Kurti: Haradinaj government will not last long (Telegrafi)
Vetevendosje leader, Albin Kurti, said in an interview to the Sarajevo-based television channel TV1 that the Ramush Haradinaj-led government of Kosovo will not last long as it only has 52 of a total of 120 MPs. “We expected Mr. Haradinaj to be different but ever since he sat on the prime minister’s chair, he has continued with concessions to Serbia and neoliberal privatisations as his predecessors,” Kurti said.
Speaking about the dialogue between Kosovo and Serbia, Kurti said that Kosovo President Hashim Thaci is “very weak” to lead the process as he is very much afraid of a possible indictment by the specialist chambers while Serbian President Aleksandar Vucic wants to reach a "compromise solution" before Kosovo forms its own army and because Serbia cannot join the EU without recognising independence of Kosovo. “The people of Kosovo, the opposition, despite the readiness of our president to make concessions to Vucic, will not allow this to happen as we have the experience of Bosnia and we cannot let it be repeated in Kosovo,” Kurti said.
Kurti said that the biggest problem in the Western Balkans is Serbia as it imitates Russia, “like a small octopus with tentacles stretched throughout the region.” “In Bosnia, it has the Republika Srpska, in Montenegro it has its parties that do not recognise independence of Montenegro and oppose its membership in NATO. In Kosovo, it has its parallel structures and control over the northern part, while in Macedonia it controls the opposition there,” Kurti said of Serbia adding: “I think it wants to impose itself as the main stabilizing force in the region by having the biggest destabilization power”.

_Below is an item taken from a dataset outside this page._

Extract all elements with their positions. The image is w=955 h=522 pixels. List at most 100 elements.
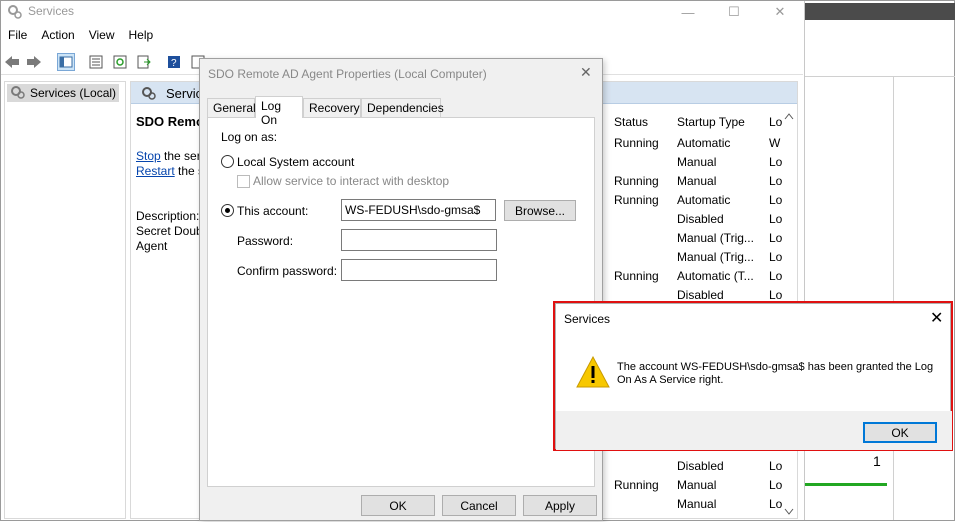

Asked on who bears the responsibility for the arrest of Serbian government official Marko Djuric in the north of Kosovo last month, Kurti said: “The responsibility of Pristina is that this arrest happened ten years too late”. Kurti said the government of Kosovo made a spectacle of the arrest at a time when it was making concessions to Serbia. With regards to the killing of the Kosovo Serb political leader, Oliver Ivanovic, Kurti said Ivanovic was a convicted war criminal who seems to have felt remorse for his actions and decided to testify of “Serb crimes committed in Kosovo”.